Sabtu, 09 Juli 2016

Carrie by Stephen King


Buku Stephen King yang pertama kali saya baca sudah sekitar usia SMP yang lalu dan saya pun sudah lupa akan ceritanya. Namun saya akui Mr. King adalah raja cerita horor. Kisahnya bisa membuat kita penasaran dari awal sampai akhir cerita. Begitu pula dengan kisah Carrie ini sehingga saya membacanya dalam waktu kurang lebih 4 jam saja. 

Carrie, ternyata adalah novel pertama King (menurut mbah Google) dan diakui sebagai kisah terbanyak yang dibaca oleh banyak penggemarnya, bahkan sudah beberapa kali dipertunjukkan lewat film atau panggung. Meski saya akan mempertimbangkan dulu apakah akan menontonnya atau tidak, karena imajinasi saya ketika membaca bukunya saja sudah menakutkan apalagi harus melihat dan mendengarnya dalam film.

Kisah Carrie mengambil latar belakang tahun 70-an dengan latar kota kecil di Amerika dengan aspek fanatisme agama Kristen yang kental, bahkan bermain peranan penting dalam kisah ini. Karena notabene, jelas Carrie menjadi Carrie yang dikenal itu, karena faktor fanatisme. Ibu Carrie, tampil sebagai perempuan "gila" yang sangat fanatik dan menganiaya anaknya karena faktor kepercayaannya. Carrie tumbuh dalam suasana rumah yang diluar bayangan keluarga normal dengan ilustrasi verbal yang membuat saya ngeri membayangkan konteks rumah tempat ia besar.
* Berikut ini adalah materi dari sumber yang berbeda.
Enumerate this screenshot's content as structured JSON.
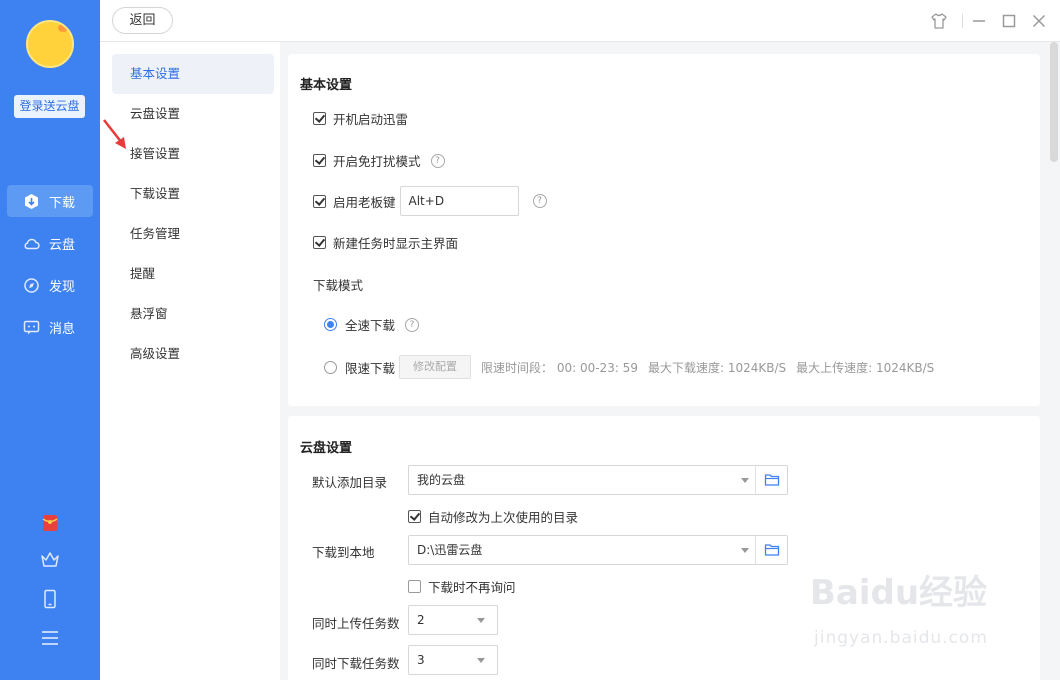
{
  "sidebar": {
    "login_label": "登录送云盘",
    "nav": [
      {
        "label": "下载",
        "icon": "download-icon",
        "active": true
      },
      {
        "label": "云盘",
        "icon": "cloud-icon",
        "active": false
      },
      {
        "label": "发现",
        "icon": "discover-icon",
        "active": false
      },
      {
        "label": "消息",
        "icon": "message-icon",
        "active": false
      }
    ],
    "bottom_icons": [
      "red-packet-icon",
      "crown-icon",
      "phone-icon",
      "menu-icon"
    ],
    "accent": "#3d82f0"
  },
  "topbar": {
    "back_label": "返回",
    "window_icons": [
      "skin-icon",
      "minimize-icon",
      "maximize-icon",
      "close-icon"
    ]
  },
  "settings_nav": {
    "items": [
      "基本设置",
      "云盘设置",
      "接管设置",
      "下载设置",
      "任务管理",
      "提醒",
      "悬浮窗",
      "高级设置"
    ],
    "active_index": 0
  },
  "basic": {
    "title": "基本设置",
    "startup_label": "开机启动迅雷",
    "dnd_label": "开启免打扰模式",
    "bosskey_label": "启用老板键",
    "bosskey_value": "Alt+D",
    "show_main_label": "新建任务时显示主界面",
    "download_mode_label": "下载模式",
    "full_speed_label": "全速下载",
    "limit_speed_label": "限速下载",
    "modify_config_label": "修改配置",
    "limit_period": "限速时间段： 00: 00-23: 59",
    "max_download": "最大下载速度: 1024KB/S",
    "max_upload": "最大上传速度: 1024KB/S",
    "help_glyph": "?"
  },
  "cloud": {
    "title": "云盘设置",
    "default_dir_label": "默认添加目录",
    "default_dir_value": "我的云盘",
    "auto_modify_label": "自动修改为上次使用的目录",
    "local_label": "下载到本地",
    "local_value": "D:\\迅雷云盘",
    "no_ask_label": "下载时不再询问",
    "upload_tasks_label": "同时上传任务数",
    "upload_tasks_value": "2",
    "download_tasks_label": "同时下载任务数",
    "download_tasks_value": "3"
  },
  "watermark": {
    "main": "Baidu经验",
    "sub": "jingyan.baidu.com"
  }
}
Dan malangnya, Carrie menjadi olok-olok di sekolah sehingga ia menjadi yang terkucilkan. Tragedi hidupnya kembali memuncak oleh kejadian "berdarah" di sekolah, ketika Carrie mendapatkan haid pertamanya. Para pem-bully, teman-temannya di sekolah, menyudutkannya dan terlihat betapa "aneh"nya Carrie di antara teman-teman perempuannya yang sudah "melek" akan seksualitas. Tragedi ini terus bergulir dengan puncak di malam dansa yang menjadi tragedi seluruh kota, bukan lagi hanya milik Carrie seorang. Karena Carrie sudah berlatih akan kemampuan telekinesisnya dan ia membuktikan kekuatannya sehingga mengakibatkan tragedi yang tak habis-habis di bahas baik masyarakat awam maupun ilmuwan.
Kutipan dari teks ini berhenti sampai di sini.